Agency lacks power to deal with union

Housing authority lawyer says state bars bargaining


March 18, 2004|By Jason Song | Jason Song,SUN STAFF

Annapolis housing authority employees are not allowed to unionize because the agency does not have the right to engage in collective bargaining, according to a legal opinion presented at a housing authority meeting yesterday.

Representatives of the American Federation of State, County and Municipal Employees Chapter 67 are trying to organize about 45 authority employees, including janitors and secretaries.

The federal agency oversees nearly 1,100 housing units in the city.

But a March 11 letter from a private attorney hired by the authority said the agency does not have the explicit authority required under state law for it to enter into binding collective bargaining agreements. Eric Paltell, a lawyer with the Baltimore-based firm of Kollman & Saucier, said that the state attorney general has twice ruled that housing authorities do not have the power to bargain with unions.

But Michael Morrill, the organizing director for the union chapter, said that other housing authorities and government groups regularly engage in voluntary collective bargaining. "I was hoping that we could have that same type of voluntary agreement," he said.

Morrill also said the housing authority had not returned phone calls, had missed deadlines and was uncommunicative. "I've never met a more rude, unresponsive organization before," he said.

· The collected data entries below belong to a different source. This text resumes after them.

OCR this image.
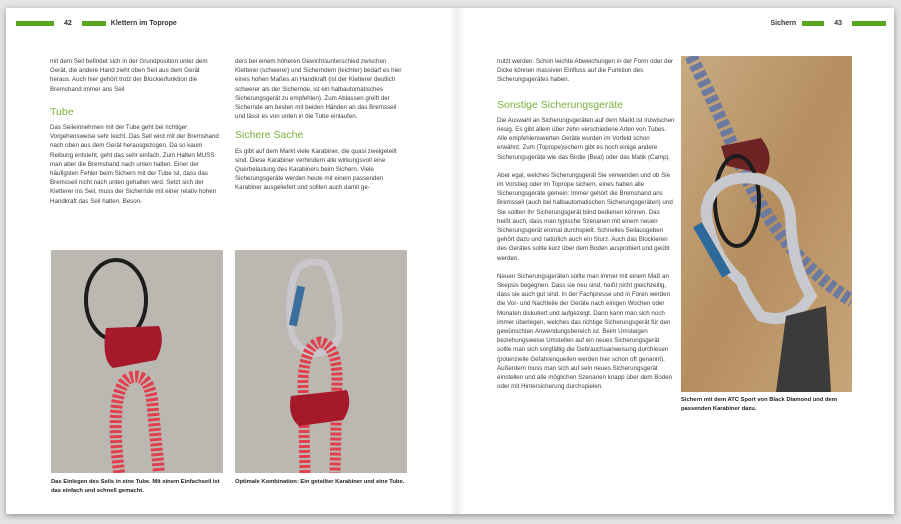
42	Klettern im Toprope	Sichern	43

mit dem Seil befindet sich in der Grundposition unter dem Gerät, die andere Hand zieht oben Seil aus dem Gerät heraus. Auch hier gehört trotz der Blockierfunktion die Bremshand immer ans Seil

Tube

Das Seileinnehmen mit der Tube geht bei richtiger Vorgehensweise sehr leicht. Das Seil wird mit der Bremshand nach oben aus dem Gerät herausgezogen. Da so kaum Reibung entsteht, geht das sehr einfach. Zum Halten MUSS man aber die Bremshand nach unten halten. Einer der häufigsten Fehler beim Sichern mit der Tube ist, dass das Bremsseil nicht nach unten gehalten wird. Setzt sich der Kletterer ins Seil, muss der Sichernde mit einer relativ hohen Handkraft das Seil halten. Beson-

ders bei einem höheren Gewichtsunterschied zwischen Kletterer (schwerer) und Sicherndem (leichter) bedarf es hier eines hohen Maßes an Handkraft (ist der Kletterer deutlich schwerer als der Sichernde, ist ein halbautomatisches Sicherungsgerät zu empfehlen). Zum Ablassen greift der Sichernde am besten mit beiden Händen an das Bremsseil und lässt es von unten in die Tube einlaufen.

Sichere Sache

Es gibt auf dem Markt viele Karabiner, die quasi zweigeteilt sind. Diese Karabiner verhindern alle wirkungsvoll eine Querbelastung des Karabiners beim Sichern. Viele Sicherungsgeräte werden heute mit einem passenden Karabiner ausgeliefert und sollten auch damit ge-

Das Einlegen des Seils in eine Tube. Mit einem Einfachseil ist das einfach und schnell gemacht.
Optimale Kombination: Ein geteilter Karabiner und eine Tube.

nutzt werden. Schon leichte Abweichungen in der Form oder der Dicke können massiven Einfluss auf die Funktion des Sicherungsgerätes haben.

Sonstige Sicherungsgeräte

Die Auswahl an Sicherungsgeräten auf dem Markt ist inzwischen riesig. Es gibt allein über zehn verschiedene Arten von Tubes. Alle empfehlenswerten Geräte wurden im Vorfeld schon erwähnt. Zum (Toprope)sichern gibt es noch einige andere Sicherungsgeräte wie das Birdie (Beal) oder das Matik (Camp).

Aber egal, welches Sicherungsgerät Sie verwenden und ob Sie im Vorstieg oder im Toprope sichern, eines haben alle Sicherungsgeräte gemein: Immer gehört die Bremshand ans Bremsseil (auch bei halbautomatischen Sicherungsgeräten) und Sie sollten Ihr Sicherungsgerät blind bedienen können. Das heißt auch, dass man typische Szenarien mit einem neuen Sicherungsgerät einmal durchspielt. Schnelles Seilausgeben gehört dazu und natürlich auch ein Sturz. Auch das Blockieren des Gerätes sollte kurz über dem Boden ausprobiert und geübt werden.

Neuen Sicherungsgeräten sollte man immer mit einem Maß an Skepsis begegnen. Dass sie neu sind, heißt nicht gleichzeitig, dass sie auch gut sind. In der Fachpresse und in Foren werden die Vor- und Nachteile der Geräte nach einigen Wochen oder Monaten diskutiert und aufgezeigt. Dann kann man sich noch immer überlegen, welches das richtige Sicherungsgerät für den gewünschten Anwendungsbereich ist. Beim Umsteigen beziehungsweise Umstellen auf ein neues Sicherungsgerät sollte man sich sorgfältig die Gebrauchsanweisung durchlesen (potenzielle Gefahrenquellen werden hier schon oft genannt). Außerdem muss man sich auf sein neues Sicherungsgerät einstellen und alle möglichen Szenarien knapp über dem Boden oder mit Hintersicherung durchspielen.

Sichern mit dem ATC Sport von Black Diamond und dem passenden Karabiner dazu.
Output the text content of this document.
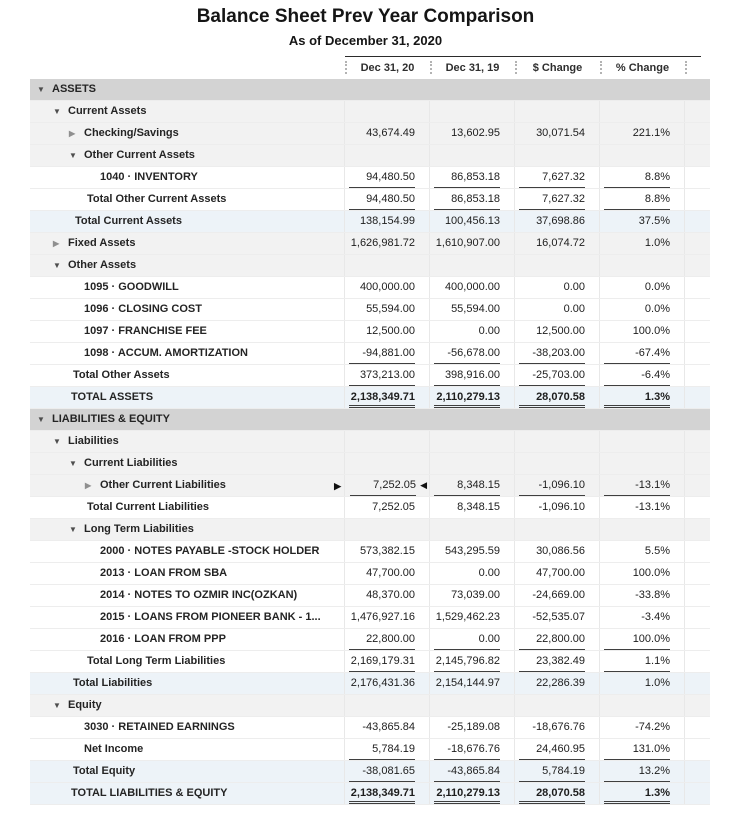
Balance Sheet Prev Year Comparison
As of December 31, 2020
Dec 31, 20	Dec 31, 19	$ Change	% Change
▼ ASSETS
▼ Current Assets
▶ Checking/Savings	43,674.49	13,602.95	30,071.54	221.1%
▼ Other Current Assets
1040 · INVENTORY	94,480.50	86,853.18	7,627.32	8.8%
Total Other Current Assets	94,480.50	86,853.18	7,627.32	8.8%
Total Current Assets	138,154.99	100,456.13	37,698.86	37.5%
▶ Fixed Assets	1,626,981.72	1,610,907.00	16,074.72	1.0%
▼ Other Assets
1095 · GOODWILL	400,000.00	400,000.00	0.00	0.0%
1096 · CLOSING COST	55,594.00	55,594.00	0.00	0.0%
1097 · FRANCHISE FEE	12,500.00	0.00	12,500.00	100.0%
1098 · ACCUM. AMORTIZATION	-94,881.00	-56,678.00	-38,203.00	-67.4%
Total Other Assets	373,213.00	398,916.00	-25,703.00	-6.4%
TOTAL ASSETS	2,138,349.71	2,110,279.13	28,070.58	1.3%
▼ LIABILITIES & EQUITY
▼ Liabilities
▼ Current Liabilities
▶ Other Current Liabilities	▶	7,252.05 ◀	8,348.15	-1,096.10	-13.1%
Total Current Liabilities	7,252.05	8,348.15	-1,096.10	-13.1%
▼ Long Term Liabilities
2000 · NOTES PAYABLE -STOCK HOLDER	573,382.15	543,295.59	30,086.56	5.5%
2013 · LOAN FROM SBA	47,700.00	0.00	47,700.00	100.0%
2014 · NOTES TO OZMIR INC(OZKAN)	48,370.00	73,039.00	-24,669.00	-33.8%
2015 · LOANS FROM PIONEER BANK - 1...	1,476,927.16	1,529,462.23	-52,535.07	-3.4%
2016 · LOAN FROM PPP	22,800.00	0.00	22,800.00	100.0%
Total Long Term Liabilities	2,169,179.31	2,145,796.82	23,382.49	1.1%
Total Liabilities	2,176,431.36	2,154,144.97	22,286.39	1.0%
▼ Equity
3030 · RETAINED EARNINGS	-43,865.84	-25,189.08	-18,676.76	-74.2%
Net Income	5,784.19	-18,676.76	24,460.95	131.0%
Total Equity	-38,081.65	-43,865.84	5,784.19	13.2%
TOTAL LIABILITIES & EQUITY	2,138,349.71	2,110,279.13	28,070.58	1.3%
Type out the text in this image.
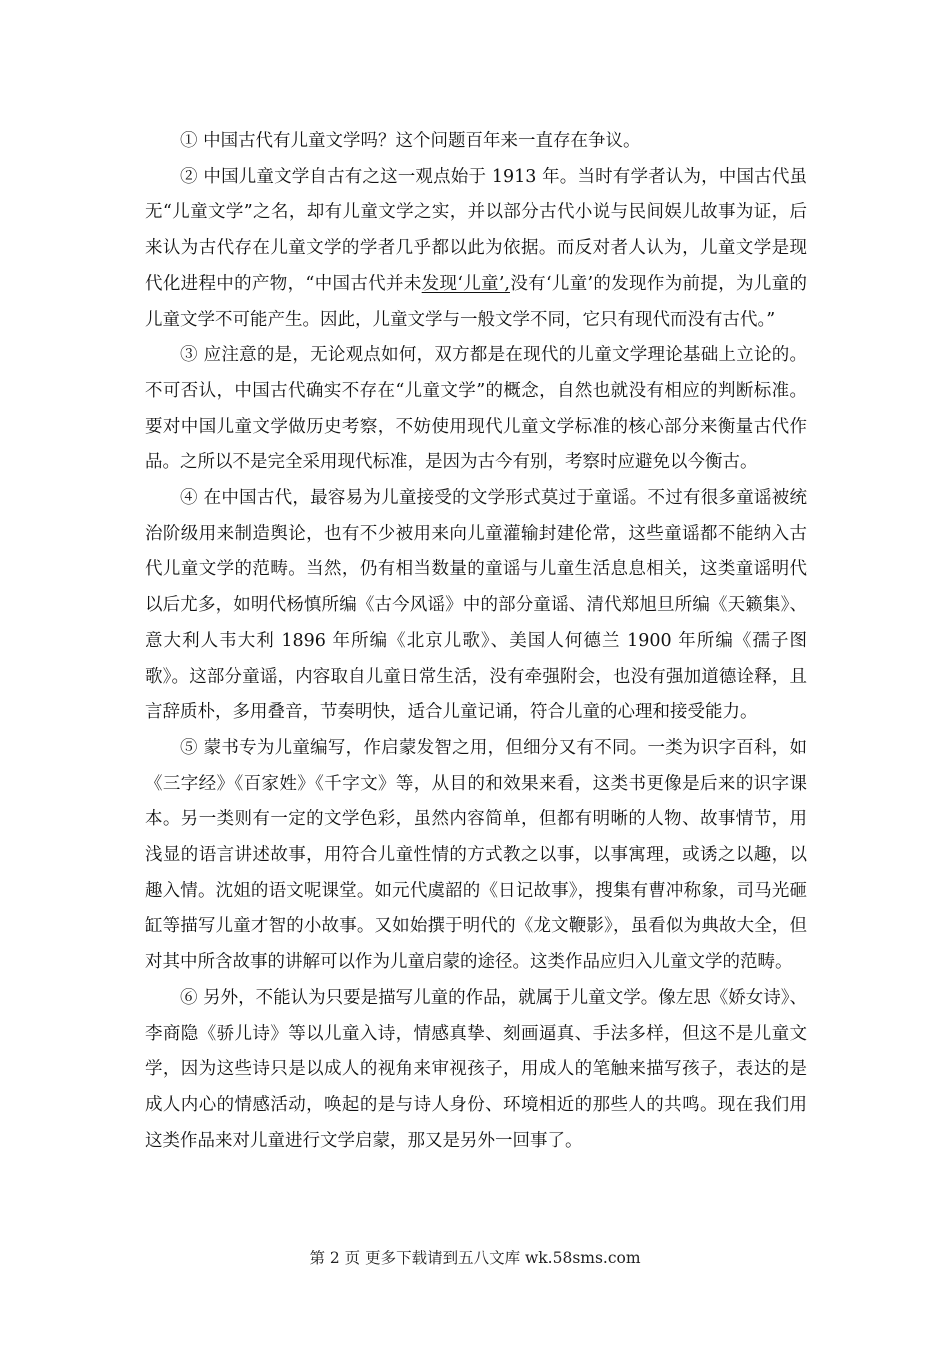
① 中国古代有儿童文学吗？这个问题百年来一直存在争议。

② 中国儿童文学自古有之这一观点始于 1913 年。当时有学者认为，中国古代虽无“儿童文学”之名，却有儿童文学之实，并以部分古代小说与民间娱儿故事为证，后来认为古代存在儿童文学的学者几乎都以此为依据。而反对者人认为，儿童文学是现代化进程中的产物，“中国古代并未发现‘儿童’,没有‘儿童’的发现作为前提，为儿童的儿童文学不可能产生。因此，儿童文学与一般文学不同，它只有现代而没有古代。”

③ 应注意的是，无论观点如何，双方都是在现代的儿童文学理论基础上立论的。不可否认，中国古代确实不存在“儿童文学”的概念，自然也就没有相应的判断标准。要对中国儿童文学做历史考察，不妨使用现代儿童文学标准的核心部分来衡量古代作品。之所以不是完全采用现代标准，是因为古今有别，考察时应避免以今衡古。

④ 在中国古代，最容易为儿童接受的文学形式莫过于童谣。不过有很多童谣被统治阶级用来制造舆论，也有不少被用来向儿童灌输封建伦常，这些童谣都不能纳入古代儿童文学的范畴。当然，仍有相当数量的童谣与儿童生活息息相关，这类童谣明代以后尤多，如明代杨慎所编《古今风谣》中的部分童谣、清代郑旭旦所编《天籁集》、意大利人韦大利 1896 年所编《北京儿歌》、美国人何德兰 1900 年所编《孺子图歌》。这部分童谣，内容取自儿童日常生活，没有牵强附会，也没有强加道德诠释，且言辞质朴，多用叠音，节奏明快，适合儿童记诵，符合儿童的心理和接受能力。

⑤ 蒙书专为儿童编写，作启蒙发智之用，但细分又有不同。一类为识字百科，如《三字经》《百家姓》《千字文》等，从目的和效果来看，这类书更像是后来的识字课本。另一类则有一定的文学色彩，虽然内容简单，但都有明晰的人物、故事情节，用浅显的语言讲述故事，用符合儿童性情的方式教之以事，以事寓理，或诱之以趣，以趣入情。沈姐的语文呢课堂。如元代虞韶的《日记故事》，搜集有曹冲称象，司马光砸缸等描写儿童才智的小故事。又如始撰于明代的《龙文鞭影》，虽看似为典故大全，但对其中所含故事的讲解可以作为儿童启蒙的途径。这类作品应归入儿童文学的范畴。

⑥ 另外，不能认为只要是描写儿童的作品，就属于儿童文学。像左思《娇女诗》、李商隐《骄儿诗》等以儿童入诗，情感真挚、刻画逼真、手法多样，但这不是儿童文学，因为这些诗只是以成人的视角来审视孩子，用成人的笔触来描写孩子，表达的是成人内心的情感活动，唤起的是与诗人身份、环境相近的那些人的共鸣。现在我们用这类作品来对儿童进行文学启蒙，那又是另外一回事了。

第 2 页 更多下载请到五八文库 wk.58sms.com
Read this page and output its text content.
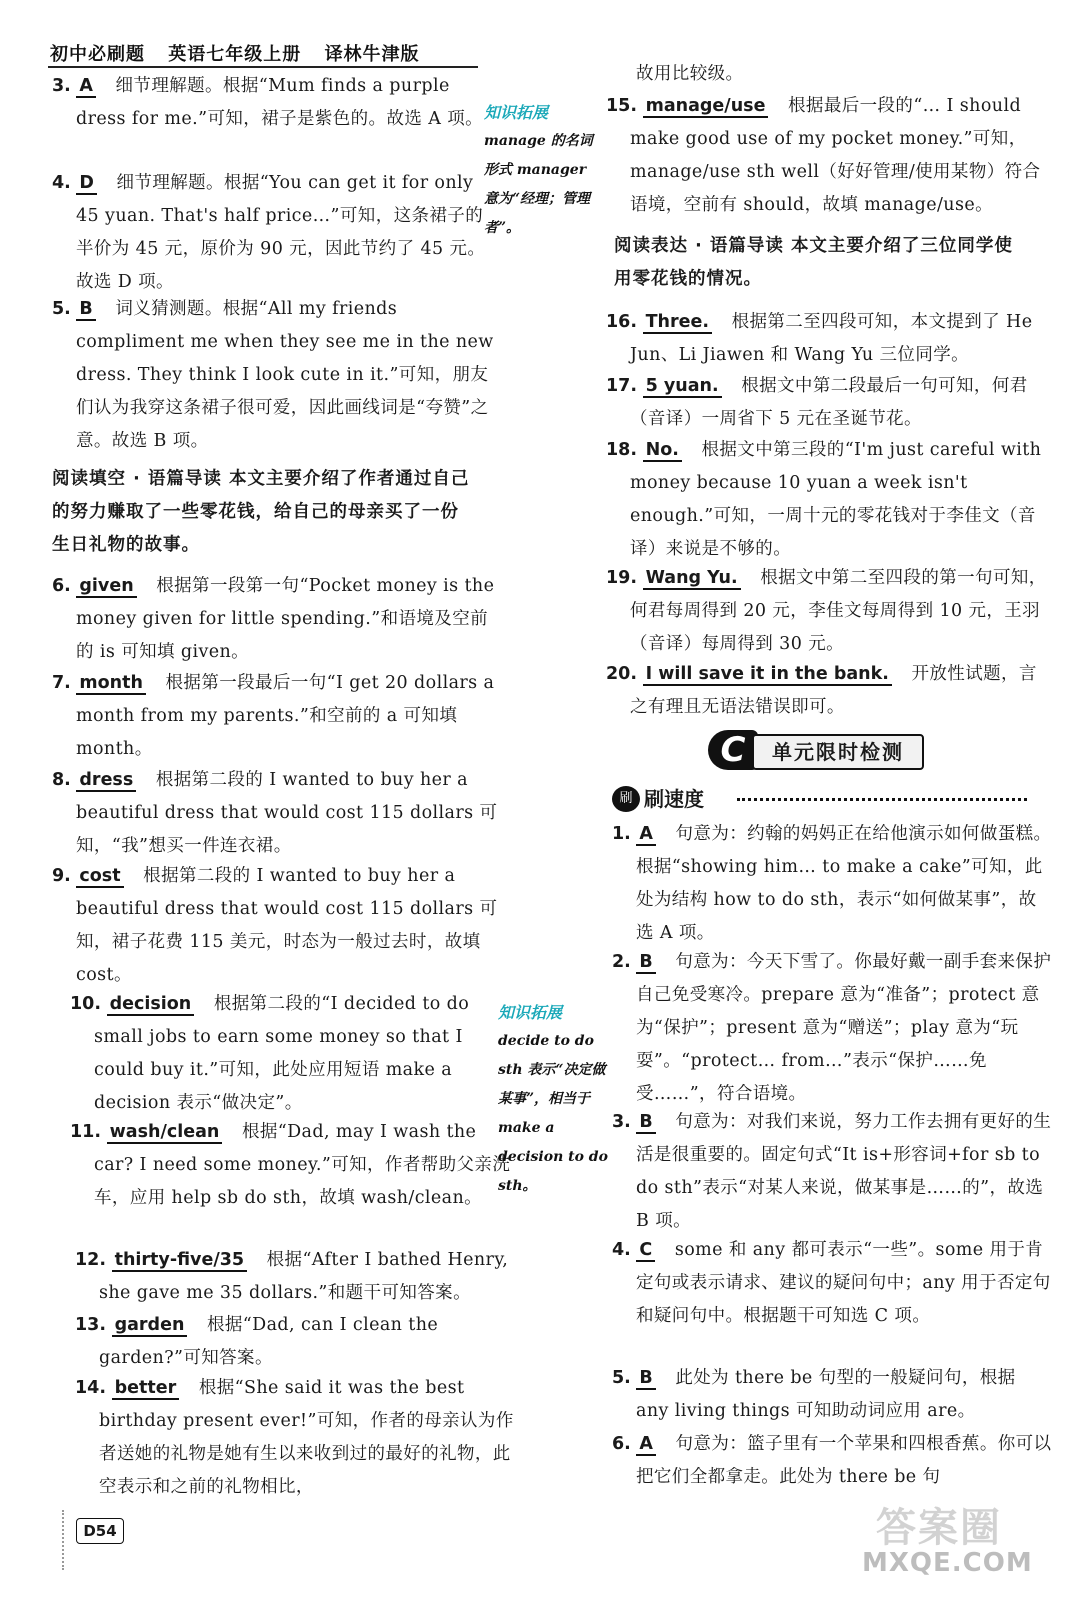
初中必刷题 英语七年级上册 译林牛津版
3. A 细节理解题。根据“Mum finds a purple dress for me.”可知，裙子是紫色的。故选 A 项。
4. D 细节理解题。根据“You can get it for only 45 yuan. That's half price…”可知，这条裙子的半价为 45 元，原价为 90 元，因此节约了 45 元。故选 D 项。
5. B 词义猜测题。根据“All my friends compliment me when they see me in the new dress. They think I look cute in it.”可知，朋友们认为我穿这条裙子很可爱，因此画线词是“夸赞”之意。故选 B 项。
阅读填空 · 语篇导读 本文主要介绍了作者通过自己的努力赚取了一些零花钱，给自己的母亲买了一份生日礼物的故事。
6. given 根据第一段第一句“Pocket money is the money given for little spending.”和语境及空前的 is 可知填 given。
7. month 根据第一段最后一句“I get 20 dollars a month from my parents.”和空前的 a 可知填 month。
8. dress 根据第二段的 I wanted to buy her a beautiful dress that would cost 115 dollars 可知，“我”想买一件连衣裙。
9. cost 根据第二段的 I wanted to buy her a beautiful dress that would cost 115 dollars 可知，裙子花费 115 美元，时态为一般过去时，故填 cost。
10. decision 根据第二段的“I decided to do small jobs to earn some money so that I could buy it.”可知，此处应用短语 make a decision 表示“做决定”。
11. wash/clean 根据“Dad, may I wash the car? I need some money.”可知，作者帮助父亲洗车，应用 help sb do sth，故填 wash/clean。
12. thirty-five/35 根据“After I bathed Henry, she gave me 35 dollars.”和题干可知答案。
13. garden 根据“Dad, can I clean the garden?”可知答案。
14. better 根据“She said it was the best birthday present ever!”可知，作者的母亲认为作者送她的礼物是她有生以来收到过的最好的礼物，此空表示和之前的礼物相比，
知识拓展
manage 的名词形式 manager 意为“经理；管理者”。
知识拓展
decide to do sth 表示“决定做某事”，相当于 make a decision to do sth。
故用比较级。
15. manage/use 根据最后一段的“… I should make good use of my pocket money.”可知，manage/use sth well（好好管理/使用某物）符合语境，空前有 should，故填 manage/use。
阅读表达 · 语篇导读 本文主要介绍了三位同学使用零花钱的情况。
16. Three. 根据第二至四段可知，本文提到了 He Jun、Li Jiawen 和 Wang Yu 三位同学。
17. 5 yuan. 根据文中第二段最后一句可知，何君（音译）一周省下 5 元在圣诞节花。
18. No. 根据文中第三段的“I'm just careful with money because 10 yuan a week isn't enough.”可知，一周十元的零花钱对于李佳文（音译）来说是不够的。
19. Wang Yu. 根据文中第二至四段的第一句可知，何君每周得到 20 元，李佳文每周得到 10 元，王羽（音译）每周得到 30 元。
20. I will save it in the bank. 开放性试题，言之有理且无语法错误即可。
C	单元限时检测
刷 刷速度
1. A 句意为：约翰的妈妈正在给他演示如何做蛋糕。根据“showing him… to make a cake”可知，此处为结构 how to do sth，表示“如何做某事”，故选 A 项。
2. B 句意为：今天下雪了。你最好戴一副手套来保护自己免受寒冷。prepare 意为“准备”；protect 意为“保护”；present 意为“赠送”；play 意为“玩耍”。“protect… from…”表示“保护……免受……”，符合语境。
3. B 句意为：对我们来说，努力工作去拥有更好的生活是很重要的。固定句式“It is+形容词+for sb to do sth”表示“对某人来说，做某事是……的”，故选 B 项。
4. C some 和 any 都可表示“一些”。some 用于肯定句或表示请求、建议的疑问句中；any 用于否定句和疑问句中。根据题干可知选 C 项。
5. B 此处为 there be 句型的一般疑问句，根据 any living things 可知助动词应用 are。
6. A 句意为：篮子里有一个苹果和四根香蕉。你可以把它们全都拿走。此处为 there be 句
D54	答案圈
MXQE.COM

Housing authority board chairwoman Trudy McFall apologized for any communications breakdowns and said that the board is preoccupied with a search for a new acting director.

Clyde Caldwell, the previous acting executive director, was dismissed in January because of clashes with the board. The head of the Housing Commission of Anne Arundel County is helping the Annapolis agency run day-to-day operations.

"Communication is one of the things that get damaged" during a search, McFall said.

Board members invited Morrill to bring legal opinions in favor of collective bargaining to their attention, but said that board members would have to depend on their attorney's advice in the meantime.

"We have to rely on what our counsel tells us," said board member Howard Pinskey.